- Church: Roman Catholic Church
- Archdiocese: Liverpool
- Province: Liverpool
- See: Plestia
- Appointed: 6 July 2021
- Other post: Titular Bishop of Plestia

Orders
- Ordination: 31 May 1982 by Pope John Paul II
- Consecration: 3 September 2021 by Malcolm McMahon, O.P.

Personal details
- Born: Thomas Joseph Neylon 16 February 1958 (age 68) Warrington, Lancashire, England
- Denomination: Roman Catholic

= Thomas Neylon =

Thomas Joseph Neylon (born 16 February 1958) is the Roman Catholic titular bishop of Plestia and Auxiliary Bishop of Liverpool.

Neylon carried out his studies in preparation for the priesthood at Saint Joseph’s College in Upholland and then at Saint Cuthbert’s College in Ushaw. On 31 May 1982 he was ordained a priest at Heaton Park Manchester by Pope John Paul II, during his historic papal visit to Britain, for the Archdiocese of Liverpool.

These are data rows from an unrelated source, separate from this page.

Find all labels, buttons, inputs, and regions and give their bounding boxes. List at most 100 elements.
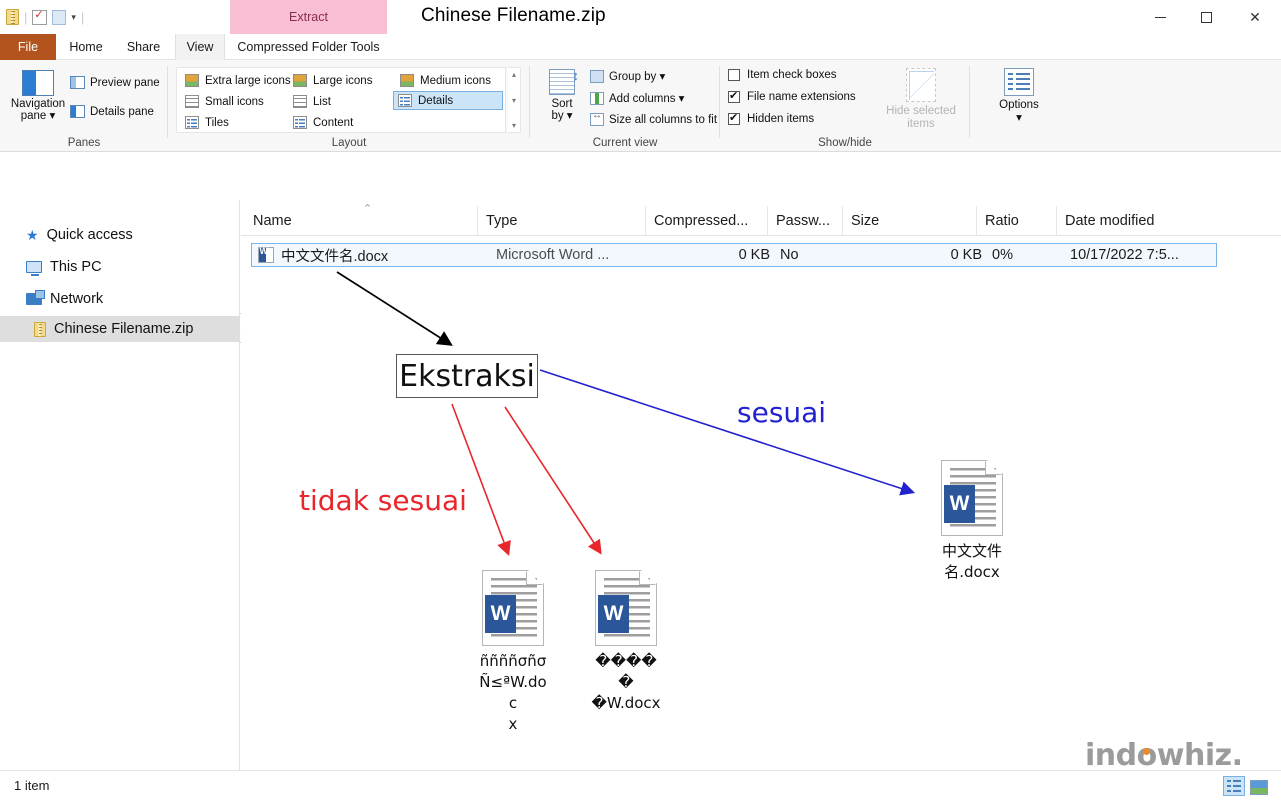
word-document-icon: W [595,570,657,646]
item-check-boxes-option[interactable]: Item check boxes [728,69,836,81]
hide-selected-items-button: Hide selected items [880,68,962,131]
large-icons-view-button[interactable] [1249,776,1271,796]
qat-divider-2: | [80,9,85,25]
file-name-extensions-checkbox[interactable] [728,89,740,103]
add-columns-button[interactable]: Add columns ▾ [590,91,684,105]
result-filename-line2: Ñ≤ªW.doc [479,673,547,712]
sidebar-item-label: This PC [50,259,102,275]
tab-home[interactable]: Home [60,34,112,60]
new-folder-icon[interactable] [52,9,67,25]
table-row[interactable]: 中文文件名.docx Microsoft Word ... 0 KB No 0 … [251,243,1217,267]
details-pane-button[interactable]: Details pane [70,105,154,118]
gallery-scroll-up-icon[interactable]: ▴ [512,70,516,79]
layout-large-icons[interactable]: Large icons [289,71,376,90]
network-icon [26,290,45,305]
tab-view[interactable]: View [175,34,225,60]
preview-pane-icon [70,76,85,89]
layout-medium-icons[interactable]: Medium icons [396,71,495,90]
add-columns-label: Add columns ▾ [609,93,685,105]
layout-list[interactable]: List [289,92,335,111]
column-header-type[interactable]: Type [477,206,645,236]
add-columns-icon [590,91,604,105]
group-by-button[interactable]: Group by ▾ [590,69,665,83]
sort-by-icon [549,68,579,95]
cell-password: No [780,247,799,263]
extra-large-icons-icon [185,74,199,87]
tiles-label: Tiles [205,116,229,129]
layout-details[interactable]: Details [393,91,503,110]
sidebar-item-label: Quick access [46,227,133,243]
gallery-more-icon[interactable]: ▾ [512,121,516,130]
tab-file[interactable]: File [0,34,56,60]
contextual-tab-extract[interactable]: Extract [230,0,387,34]
result-filename-line3: x [508,715,518,733]
qat-divider: | [24,9,28,25]
properties-icon[interactable] [32,8,48,25]
content-label: Content [313,116,354,129]
window-title: Chinese Filename.zip [421,5,606,26]
medium-icons-label: Medium icons [420,74,491,87]
status-bar: 1 item [0,770,1281,801]
ribbon: Navigation pane ▾ Preview pane Details p… [0,60,1281,152]
details-icon [398,94,412,107]
tab-compressed-folder-tools[interactable]: Compressed Folder Tools [230,34,387,60]
size-all-columns-button[interactable]: Size all columns to fit [590,110,717,126]
sidebar-item-network[interactable]: Network [0,286,240,312]
preview-pane-button[interactable]: Preview pane [70,76,160,89]
small-icons-label: Small icons [205,95,264,108]
options-chevron-down-icon[interactable]: ▾ [1016,112,1022,124]
options-label: Options [999,99,1039,111]
result-file-garbled-1: W ññññσñσ Ñ≤ªW.doc x [478,570,548,735]
hidden-items-option[interactable]: Hidden items [728,111,814,125]
ribbon-group-options: Options ▾ [970,60,1070,152]
hidden-items-checkbox[interactable] [728,111,740,125]
list-label: List [313,95,331,108]
sidebar-item-label: Network [50,291,104,307]
sidebar-item-chinese-filename-zip[interactable]: Chinese Filename.zip [0,316,240,342]
label-tidak-sesuai: tidak sesuai [299,484,467,517]
layout-tiles[interactable]: Tiles [181,113,233,132]
options-icon [1004,68,1034,96]
navigation-pane-button[interactable]: Navigation pane ▾ [10,66,66,134]
content-icon [293,116,307,129]
result-filename-line1: ññññσñσ [479,652,547,670]
watermark-text-o: o [1136,738,1158,773]
column-header-size[interactable]: Size [842,206,976,236]
close-button[interactable]: ✕ [1229,0,1281,34]
sidebar-item-quick-access[interactable]: ★ Quick access [0,222,240,248]
details-pane-icon [70,105,85,118]
layout-content[interactable]: Content [289,113,357,132]
tab-share[interactable]: Share [116,34,171,60]
ribbon-group-panes: Navigation pane ▾ Preview pane Details p… [0,60,168,152]
word-document-icon: W [482,570,544,646]
navigation-pane-label-line2: pane [20,110,47,122]
ribbon-group-label-panes: Panes [67,137,101,149]
layout-extra-large-icons[interactable]: Extra large icons [181,71,295,90]
column-header-name[interactable]: ⌃ Name [241,203,477,236]
gallery-scroll-down-icon[interactable]: ▾ [512,96,516,105]
customize-qat-chevron-down-icon[interactable]: ▾ [71,12,76,23]
ribbon-group-current-view: Sort by ▾ Group by ▾ Add columns ▾ Size … [530,60,720,152]
navigation-pane-icon [22,70,54,96]
ribbon-group-show-hide: Item check boxes File name extensions Hi… [720,60,970,152]
column-header-date-modified[interactable]: Date modified [1056,206,1246,236]
column-header-password[interactable]: Passw... [767,206,842,236]
file-name-extensions-option[interactable]: File name extensions [728,89,856,103]
layout-gallery-scrollbar[interactable]: ▴ ▾ ▾ [508,67,521,133]
details-view-button[interactable] [1223,776,1245,796]
ribbon-group-layout: Extra large icons Small icons Tiles Larg… [168,60,530,152]
item-check-boxes-checkbox[interactable] [728,69,740,81]
column-header-compressed[interactable]: Compressed... [645,206,767,236]
minimize-button[interactable] [1137,0,1183,34]
ribbon-group-label-current-view: Current view [592,137,658,149]
column-header-ratio[interactable]: Ratio [976,206,1056,236]
quick-access-toolbar: | ▾ | [6,7,84,27]
hide-selected-items-label-line1: Hide selected [886,105,956,117]
maximize-button[interactable] [1183,0,1229,34]
label-sesuai: sesuai [737,396,827,429]
layout-small-icons[interactable]: Small icons [181,92,268,111]
sidebar-item-this-pc[interactable]: This PC [0,254,240,280]
options-button[interactable]: Options ▾ [984,66,1054,125]
sort-by-button[interactable]: Sort by ▾ [538,66,586,122]
cell-name[interactable]: 中文文件名.docx [258,244,488,266]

He subsequently served as parish priest at Saint Cuthbert’s, Wigan (1982-1986) and then in Skelmersdale (1986-1996). Neylon served as parish priest of Saint Julie’s parish in Eccleston, St Helens from 1996 until 2020 and jointly of Saint Teresa of Avila parish in Saint Helens from 2004 until 2018, and at English Martyrs parish in Haydock from 2018 until 2020. He was then appointed as parish priest of St Wilfrid's Catholic parish in Widnes.

In 2006 he became Dean of the pastoral zone of Saint Helens, and in 2007 vicar general. In 2008 he became a member of the Chapter of Canons of the Cathedral of Liverpool.

On 6 July 2021, Pope Francis appointed him Auxiliary Bishop of Liverpool, with the Titular See of Plestia.
He was consecrated on 3 September 2021 at Liverpool Metropolitan Cathedral.